Ketika kereta bergerak pulang, raut lelah sudah menerpa wajah para peserta. Usai peragaan busana yang memanfaatkan ”catwalk” dari gerbong ke gerbong itu, tirai-tirai jendela kereta mulai dibuka. Satu demi satu penumpang memalingkan wajahnya ke arah luar. Pemandangan yang telah dilintasi tadi pagi kembali tersaji di hadapan mata. Rumah- rumah kumuh yang dipenuhi tali jemuran yang saling melintang, anak-anak yang berlarian di lintasan rel, juga para pemulung yang mendongakkan kepalanya dari balik rumah plastik... Bukankah ketertinggalan seperti ini yang membuat hati Kartini menjerit?

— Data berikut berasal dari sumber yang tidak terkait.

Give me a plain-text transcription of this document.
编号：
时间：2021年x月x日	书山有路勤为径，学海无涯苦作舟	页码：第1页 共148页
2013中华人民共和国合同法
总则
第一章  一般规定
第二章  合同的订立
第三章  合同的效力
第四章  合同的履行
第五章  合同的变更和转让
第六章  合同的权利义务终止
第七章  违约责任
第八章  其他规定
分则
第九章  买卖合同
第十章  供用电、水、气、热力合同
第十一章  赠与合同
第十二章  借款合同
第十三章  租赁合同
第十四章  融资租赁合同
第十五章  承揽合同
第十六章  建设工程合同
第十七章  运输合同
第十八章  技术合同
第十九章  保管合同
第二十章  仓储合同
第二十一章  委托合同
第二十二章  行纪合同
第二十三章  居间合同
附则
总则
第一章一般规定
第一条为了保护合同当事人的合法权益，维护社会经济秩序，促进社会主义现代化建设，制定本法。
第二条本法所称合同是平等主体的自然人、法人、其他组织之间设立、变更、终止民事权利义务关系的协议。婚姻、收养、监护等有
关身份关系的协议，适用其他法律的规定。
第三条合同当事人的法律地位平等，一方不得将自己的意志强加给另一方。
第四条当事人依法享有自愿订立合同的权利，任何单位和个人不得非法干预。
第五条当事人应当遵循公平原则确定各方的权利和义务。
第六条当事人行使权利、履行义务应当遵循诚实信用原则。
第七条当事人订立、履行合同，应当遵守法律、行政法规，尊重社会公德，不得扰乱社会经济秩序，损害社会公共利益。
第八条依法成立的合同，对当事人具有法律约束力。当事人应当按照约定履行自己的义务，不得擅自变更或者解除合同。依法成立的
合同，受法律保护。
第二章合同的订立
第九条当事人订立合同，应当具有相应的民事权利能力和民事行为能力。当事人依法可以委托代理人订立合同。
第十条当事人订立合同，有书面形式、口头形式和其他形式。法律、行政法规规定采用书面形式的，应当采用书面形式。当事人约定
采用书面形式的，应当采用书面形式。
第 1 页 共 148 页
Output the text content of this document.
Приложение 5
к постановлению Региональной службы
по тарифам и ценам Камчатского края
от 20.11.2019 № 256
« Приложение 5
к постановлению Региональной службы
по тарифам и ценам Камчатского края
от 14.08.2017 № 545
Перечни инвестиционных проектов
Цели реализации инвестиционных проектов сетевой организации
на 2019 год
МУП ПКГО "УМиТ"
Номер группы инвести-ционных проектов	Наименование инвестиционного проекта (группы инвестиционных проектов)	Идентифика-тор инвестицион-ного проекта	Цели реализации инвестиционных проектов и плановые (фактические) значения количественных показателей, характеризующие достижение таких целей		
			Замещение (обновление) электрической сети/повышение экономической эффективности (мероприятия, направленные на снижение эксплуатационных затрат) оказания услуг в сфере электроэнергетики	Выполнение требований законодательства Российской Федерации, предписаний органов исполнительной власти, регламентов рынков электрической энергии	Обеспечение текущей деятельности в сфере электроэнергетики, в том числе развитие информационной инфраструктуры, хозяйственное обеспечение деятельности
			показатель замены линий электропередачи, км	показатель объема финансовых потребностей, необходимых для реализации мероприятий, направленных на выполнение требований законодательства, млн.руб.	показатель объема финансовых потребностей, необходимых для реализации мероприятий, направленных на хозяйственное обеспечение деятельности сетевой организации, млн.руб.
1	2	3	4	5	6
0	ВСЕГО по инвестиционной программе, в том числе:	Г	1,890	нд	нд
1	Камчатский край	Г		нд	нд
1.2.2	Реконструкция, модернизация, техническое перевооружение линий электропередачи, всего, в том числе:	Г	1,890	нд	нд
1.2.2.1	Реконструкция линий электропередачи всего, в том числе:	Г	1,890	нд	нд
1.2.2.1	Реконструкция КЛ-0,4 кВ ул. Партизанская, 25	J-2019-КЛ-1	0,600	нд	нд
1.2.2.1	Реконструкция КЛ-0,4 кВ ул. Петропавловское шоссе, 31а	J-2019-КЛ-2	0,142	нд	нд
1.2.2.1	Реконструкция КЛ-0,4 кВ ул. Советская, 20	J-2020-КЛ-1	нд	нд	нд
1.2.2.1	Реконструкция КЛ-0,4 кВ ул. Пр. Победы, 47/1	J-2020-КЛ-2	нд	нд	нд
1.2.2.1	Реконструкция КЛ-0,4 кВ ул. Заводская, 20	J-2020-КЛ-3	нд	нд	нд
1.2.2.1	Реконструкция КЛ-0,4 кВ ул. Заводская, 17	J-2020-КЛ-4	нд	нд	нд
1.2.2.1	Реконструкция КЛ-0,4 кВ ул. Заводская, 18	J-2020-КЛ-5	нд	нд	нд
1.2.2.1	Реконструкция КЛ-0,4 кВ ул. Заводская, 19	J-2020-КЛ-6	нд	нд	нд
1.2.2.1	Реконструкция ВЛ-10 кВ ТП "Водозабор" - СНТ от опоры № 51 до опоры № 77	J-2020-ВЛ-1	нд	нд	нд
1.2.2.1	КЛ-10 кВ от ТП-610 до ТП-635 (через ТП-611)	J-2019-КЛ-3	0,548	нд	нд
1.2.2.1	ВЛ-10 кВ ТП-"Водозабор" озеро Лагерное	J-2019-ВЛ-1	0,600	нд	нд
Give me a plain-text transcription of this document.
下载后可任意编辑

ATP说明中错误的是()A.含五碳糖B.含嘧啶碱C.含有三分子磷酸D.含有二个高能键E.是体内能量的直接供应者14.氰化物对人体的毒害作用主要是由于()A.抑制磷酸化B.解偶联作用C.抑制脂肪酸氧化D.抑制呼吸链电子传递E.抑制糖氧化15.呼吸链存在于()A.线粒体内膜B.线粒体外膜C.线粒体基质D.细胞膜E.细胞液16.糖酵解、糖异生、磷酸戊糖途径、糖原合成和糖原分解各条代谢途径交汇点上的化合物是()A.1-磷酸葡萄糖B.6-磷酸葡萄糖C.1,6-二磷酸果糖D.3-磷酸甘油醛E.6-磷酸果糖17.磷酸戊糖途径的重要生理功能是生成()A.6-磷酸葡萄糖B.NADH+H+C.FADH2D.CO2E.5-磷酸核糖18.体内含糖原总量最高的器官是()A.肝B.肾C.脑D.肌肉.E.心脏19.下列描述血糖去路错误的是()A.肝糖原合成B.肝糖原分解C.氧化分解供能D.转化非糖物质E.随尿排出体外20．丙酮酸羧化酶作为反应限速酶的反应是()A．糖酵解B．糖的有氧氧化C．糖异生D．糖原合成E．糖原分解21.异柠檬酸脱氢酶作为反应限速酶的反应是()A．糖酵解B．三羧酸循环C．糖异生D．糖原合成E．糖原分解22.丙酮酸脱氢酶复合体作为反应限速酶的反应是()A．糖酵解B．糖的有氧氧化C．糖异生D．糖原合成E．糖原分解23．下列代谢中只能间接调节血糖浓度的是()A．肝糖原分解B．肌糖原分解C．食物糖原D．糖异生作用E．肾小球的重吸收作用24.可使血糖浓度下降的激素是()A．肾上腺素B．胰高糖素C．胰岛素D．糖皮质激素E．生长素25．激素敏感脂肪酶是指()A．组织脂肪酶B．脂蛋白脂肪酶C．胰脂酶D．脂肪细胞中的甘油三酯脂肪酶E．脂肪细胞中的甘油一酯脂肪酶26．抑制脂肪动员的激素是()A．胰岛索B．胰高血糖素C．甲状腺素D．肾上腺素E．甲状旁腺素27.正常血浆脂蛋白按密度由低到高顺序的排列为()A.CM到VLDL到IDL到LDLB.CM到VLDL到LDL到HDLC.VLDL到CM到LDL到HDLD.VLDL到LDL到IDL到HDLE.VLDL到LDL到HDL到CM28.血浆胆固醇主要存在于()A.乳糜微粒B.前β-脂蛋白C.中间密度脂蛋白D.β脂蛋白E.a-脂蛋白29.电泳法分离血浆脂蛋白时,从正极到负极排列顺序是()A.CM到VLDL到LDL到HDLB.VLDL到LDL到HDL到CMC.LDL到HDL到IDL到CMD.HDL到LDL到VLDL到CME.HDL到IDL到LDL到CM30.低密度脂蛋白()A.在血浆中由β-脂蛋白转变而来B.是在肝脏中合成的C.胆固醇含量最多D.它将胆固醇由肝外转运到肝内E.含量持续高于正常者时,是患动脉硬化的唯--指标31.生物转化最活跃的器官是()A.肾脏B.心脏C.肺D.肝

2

”Terus terang, ada perasaan bersalah di hati saya,” kata salah seorang peserta, Marcella Sapardan, President Director Intercontinental Bali Resort, sambil memandang keluar jendela. ”Ada baiknya dari awal ada pemandu yang mengenal betul wilayah ini dan bisa memberikan informasi pada peserta tentang daerah-daerah yang dilalui, termasuk kondisi masyarakatnya. Peserta yang ikut saat ini rasanya tidak akan khusus mendatangi daerah ini sendirian. Acara-acara seperti ini penting untuk mendekatkan mereka pada realitas yang ada di luar...,” lanjut Marcella.
Di Stasiun Gambir kereta berhenti. Jakarta sudah menyambut senja....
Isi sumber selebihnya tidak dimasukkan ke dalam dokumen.